Use of Retail Pharmacies Linked to Higher Nonadherence in RA

A recent exploratory study found signs that retail pharmacies may be associated with higher nonadherence to rheumatoid arthritis (RA) medications.
 
Allison Inserro
April 27, 2019
A recent exploratory study found signs that retail pharmacies may be associated with increased nonadherence to rheumatoid arthritis (RA) medications.

In addition, methotrexate use alone was not associated with lower healthcare costs, excluding specialty RA agents, the study reported. But adherence to methotrexate and etanercept was associated with lower healthcare costs, excluding specialty RA agents, versus non-methotrexate users.

Methotrexate use may also be associated with increased persistence, the researchers said.

The study sought to examine differences in adherence, persistence, switch patterns, and healthcare costs among high-cost, specialty anti-inflammatory medications, and suggest risk factors for nonadherence in RA. In addition, adherence, persistence, and costs of care were also examined for concurrent methotrexate use for the most-used targeted drugs.

In this retrospective study, researchers used medical and pharmacy claims from 1.2 million enrollees in commercial health plans administrated by Premera Blue Cross, the largest not-for-profit health plan in the Pacific Northwest.

Anti-inflammatory and disease-modifying antirheumatic drugs are the staples of RA therapies. Conventional synthetic disease modifying agents, such as methotrexate, leflunomide, sulfasalazine, and hydroxychloroquine, are commonly used as first-line treatments.

Patients who fail first-line therapy or have severe initial disease require more costly specialty biologic agents, such as abatacept, adalimumab, anakinra, certolizumab, etanercept, golimumab, infliximab, sekukinumab, tocilizumab, ustekinumab, and rituximab,  or a newer small-molecule treatment, tofacitinib.

However, inflammatory conditions are one of the most expensive classes for drug spending, with an average prescription costing $3587.83. Adherence is often poor (about 40% but as high as 75%); low adherence results in poor outcomes and increased costs.  

There is a lack of real-world evidence for newer agents, such as tofacitinib (an oral drug that inhibits Janus protein kinases), golimumab, and certolizumab, a soluble tumor necrosis factor (TNF) receptor or Fab fragments against TNF.

In this study, patients were included if they used abatacept, adalimumab, anakinra, apremilast, certolizumab, etanercept, golimumab, infliximab, rituximab, sekukinumab, tocilizumab, tofacitinib, and ustekinumab.

Adherence was calculated via medication possession ratio. Persistence was calculated as the amount of days between the initial fill and final fill plus days supply.

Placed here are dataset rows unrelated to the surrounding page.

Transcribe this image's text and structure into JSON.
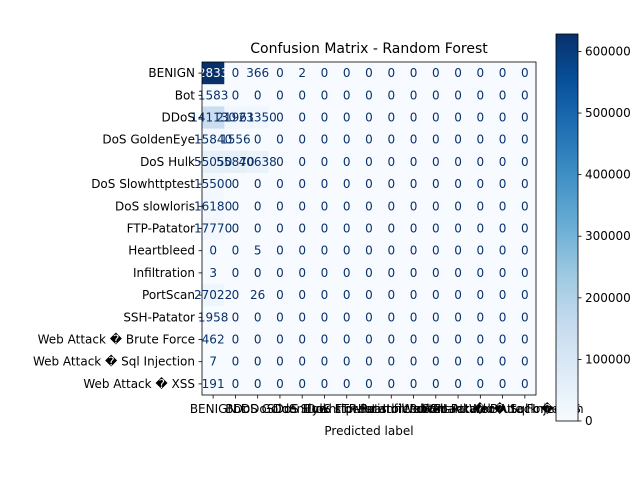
{
  "chart_data": {
    "type": "heatmap",
    "title": "Confusion Matrix - Random Forest",
    "xlabel": "Predicted label",
    "ylabel": "",
    "labels": [
      "BENIGN",
      "Bot",
      "DDoS",
      "DoS GoldenEye",
      "DoS Hulk",
      "DoS Slowhttptest",
      "DoS slowloris",
      "FTP-Patator",
      "Heartbleed",
      "Infiltration",
      "PortScan",
      "SSH-Patator",
      "Web Attack � Brute Force",
      "Web Attack � Sql Injection",
      "Web Attack � XSS"
    ],
    "matrix_display": [
      [
        "628338",
        "0",
        "366",
        "0",
        "2",
        "0",
        "0",
        "0",
        "0",
        "0",
        "0",
        "0",
        "0",
        "0",
        "0"
      ],
      [
        "1583",
        "0",
        "0",
        "0",
        "0",
        "0",
        "0",
        "0",
        "0",
        "0",
        "0",
        "0",
        "0",
        "0",
        "0"
      ],
      [
        "141130",
        "21961",
        "23350",
        "0",
        "0",
        "0",
        "0",
        "0",
        "0",
        "0",
        "0",
        "0",
        "0",
        "0",
        "0"
      ],
      [
        "15840",
        "1556",
        "0",
        "0",
        "0",
        "0",
        "0",
        "0",
        "0",
        "0",
        "0",
        "0",
        "0",
        "0",
        "0"
      ],
      [
        "55050",
        "55870",
        "40638",
        "0",
        "0",
        "0",
        "0",
        "0",
        "0",
        "0",
        "0",
        "0",
        "0",
        "0",
        "0"
      ],
      [
        "15500",
        "0",
        "0",
        "0",
        "0",
        "0",
        "0",
        "0",
        "0",
        "0",
        "0",
        "0",
        "0",
        "0",
        "0"
      ],
      [
        "16180",
        "0",
        "0",
        "0",
        "0",
        "0",
        "0",
        "0",
        "0",
        "0",
        "0",
        "0",
        "0",
        "0",
        "0"
      ],
      [
        "17770",
        "0",
        "0",
        "0",
        "0",
        "0",
        "0",
        "0",
        "0",
        "0",
        "0",
        "0",
        "0",
        "0",
        "0"
      ],
      [
        "0",
        "0",
        "5",
        "0",
        "0",
        "0",
        "0",
        "0",
        "0",
        "0",
        "0",
        "0",
        "0",
        "0",
        "0"
      ],
      [
        "3",
        "0",
        "0",
        "0",
        "0",
        "0",
        "0",
        "0",
        "0",
        "0",
        "0",
        "0",
        "0",
        "0",
        "0"
      ],
      [
        "27022",
        "0",
        "26",
        "0",
        "0",
        "0",
        "0",
        "0",
        "0",
        "0",
        "0",
        "0",
        "0",
        "0",
        "0"
      ],
      [
        "1958",
        "0",
        "0",
        "0",
        "0",
        "0",
        "0",
        "0",
        "0",
        "0",
        "0",
        "0",
        "0",
        "0",
        "0"
      ],
      [
        "462",
        "0",
        "0",
        "0",
        "0",
        "0",
        "0",
        "0",
        "0",
        "0",
        "0",
        "0",
        "0",
        "0",
        "0"
      ],
      [
        "7",
        "0",
        "0",
        "0",
        "0",
        "0",
        "0",
        "0",
        "0",
        "0",
        "0",
        "0",
        "0",
        "0",
        "0"
      ],
      [
        "191",
        "0",
        "0",
        "0",
        "0",
        "0",
        "0",
        "0",
        "0",
        "0",
        "0",
        "0",
        "0",
        "0",
        "0"
      ]
    ],
    "matrix_values": [
      [
        628338,
        0,
        366,
        0,
        2,
        0,
        0,
        0,
        0,
        0,
        0,
        0,
        0,
        0,
        0
      ],
      [
        1583,
        0,
        0,
        0,
        0,
        0,
        0,
        0,
        0,
        0,
        0,
        0,
        0,
        0,
        0
      ],
      [
        141130,
        21961,
        23350,
        0,
        0,
        0,
        0,
        0,
        0,
        0,
        0,
        0,
        0,
        0,
        0
      ],
      [
        15840,
        1556,
        0,
        0,
        0,
        0,
        0,
        0,
        0,
        0,
        0,
        0,
        0,
        0,
        0
      ],
      [
        55050,
        55870,
        40638,
        0,
        0,
        0,
        0,
        0,
        0,
        0,
        0,
        0,
        0,
        0,
        0
      ],
      [
        15500,
        0,
        0,
        0,
        0,
        0,
        0,
        0,
        0,
        0,
        0,
        0,
        0,
        0,
        0
      ],
      [
        16180,
        0,
        0,
        0,
        0,
        0,
        0,
        0,
        0,
        0,
        0,
        0,
        0,
        0,
        0
      ],
      [
        17770,
        0,
        0,
        0,
        0,
        0,
        0,
        0,
        0,
        0,
        0,
        0,
        0,
        0,
        0
      ],
      [
        0,
        0,
        5,
        0,
        0,
        0,
        0,
        0,
        0,
        0,
        0,
        0,
        0,
        0,
        0
      ],
      [
        3,
        0,
        0,
        0,
        0,
        0,
        0,
        0,
        0,
        0,
        0,
        0,
        0,
        0,
        0
      ],
      [
        27022,
        0,
        26,
        0,
        0,
        0,
        0,
        0,
        0,
        0,
        0,
        0,
        0,
        0,
        0
      ],
      [
        1958,
        0,
        0,
        0,
        0,
        0,
        0,
        0,
        0,
        0,
        0,
        0,
        0,
        0,
        0
      ],
      [
        462,
        0,
        0,
        0,
        0,
        0,
        0,
        0,
        0,
        0,
        0,
        0,
        0,
        0,
        0
      ],
      [
        7,
        0,
        0,
        0,
        0,
        0,
        0,
        0,
        0,
        0,
        0,
        0,
        0,
        0,
        0
      ],
      [
        191,
        0,
        0,
        0,
        0,
        0,
        0,
        0,
        0,
        0,
        0,
        0,
        0,
        0,
        0
      ]
    ],
    "colorbar": {
      "range": [
        0,
        628338
      ],
      "ticks": [
        0,
        100000,
        200000,
        300000,
        400000,
        500000,
        600000
      ],
      "tick_labels": [
        "0",
        "100000",
        "200000",
        "300000",
        "400000",
        "500000",
        "600000"
      ]
    },
    "colormap": {
      "name": "Blues",
      "stops": [
        "#f7fbff",
        "#deebf7",
        "#c6dbef",
        "#9ecae1",
        "#6baed6",
        "#4292c6",
        "#2171b5",
        "#08519c",
        "#08306b"
      ],
      "text_light": "#ffffff",
      "text_dark": "#08306b"
    }
  }
}
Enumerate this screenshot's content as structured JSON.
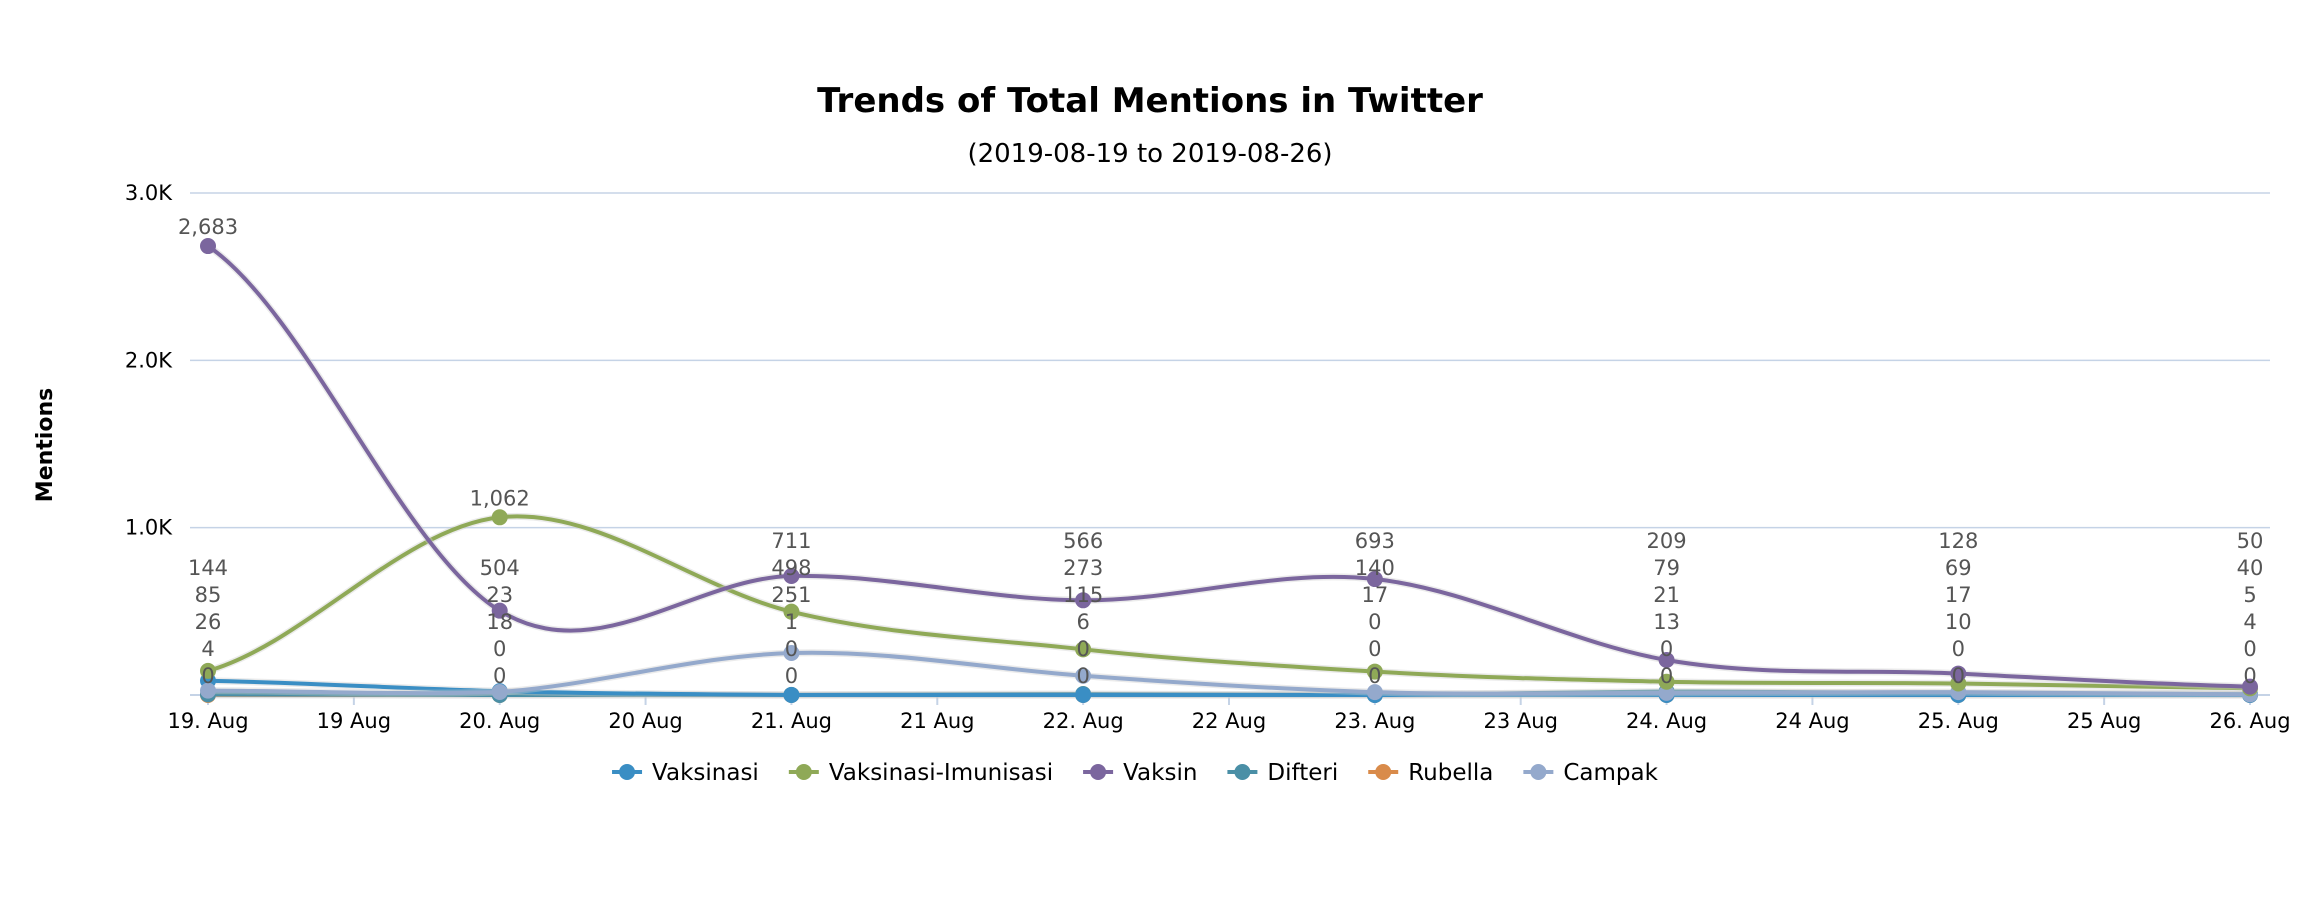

Switch rates for adalimumab and etanercept were calculated as the percentage of members who switched to another target drug during the observation period. Direct medical costs (total healthcare costs) and healthcare costs excluding specialty agents were calculated using the net allowable amount per claim for the duration of each therapy.

Included in the analysis were 456 members (101 male and 355 female) and 6943 claims; most claims were filled by females and were filed by patients aged 45-65 years.

Relative to specialty pharmacies, retail was associated with 9% higher nonadherence.

The most used drugs by patient and claim count were etanercept (38% of claims), followed by adalimumab (35%) and abatacept (5%).  

The most commonly switched-to drug after adalimumab/etanercept was abatacept (n = 39). The mean time to switch to any drug was 244 days from adalimumab and 292 days from etanercept. Median time to switch from etanercept to adalimumab was 358 days (n = 25) and from adalimumab to etanercept was 336 days (n = 18). Overall switch rates for adalimumab and etanercept were 35% and 34%, respectively. In addition, index switch rates for adalimumab and etanercept were 25% and 26%.

Nonadherence in certain subgroups was associated with higher mean monthly healthcare costs, excluding specialty agents (etanercept cohort: +$1,063 for nonmethotrexate users; +$492 for nonadherent methotrexate users), but adherence was associated with higher total healthcare costs (+$883 for etanercept).

Relative to specialty pharmacies, retail was associated with 9% higher nonadherence.

Concurrent methotrexate use was associated with higher persistence (+307 and +192 days with adalimumab and etanercept, respectively).

The authors noted that Premera’s medical policy prefers adalimumab and etanercept as preferred formulary agents. The findings about indicate a possible risk factor for nonadherence stemming from retail pharmacy use, they wrote.

They also emphasized that the study showed an association between improved adherence and increased total healthcare costs. However, they said it is possible that additional biologic/biosimilar approvals may impact high drug prices, easing any financial burden from improved adherence.

Reference
Khilfeh I, Guyette E, Watkins J, Danielson D, Gross D, Yeung K. Adherence, persistence, and expenditures for high-cost anti-inflammatory drugs in rheumatoid arthritis: an exploratory study. J Manag Care Spec Pharm. 2019;25(4):461-467. doi: 10.18553/jmcp.2019.25.4.461.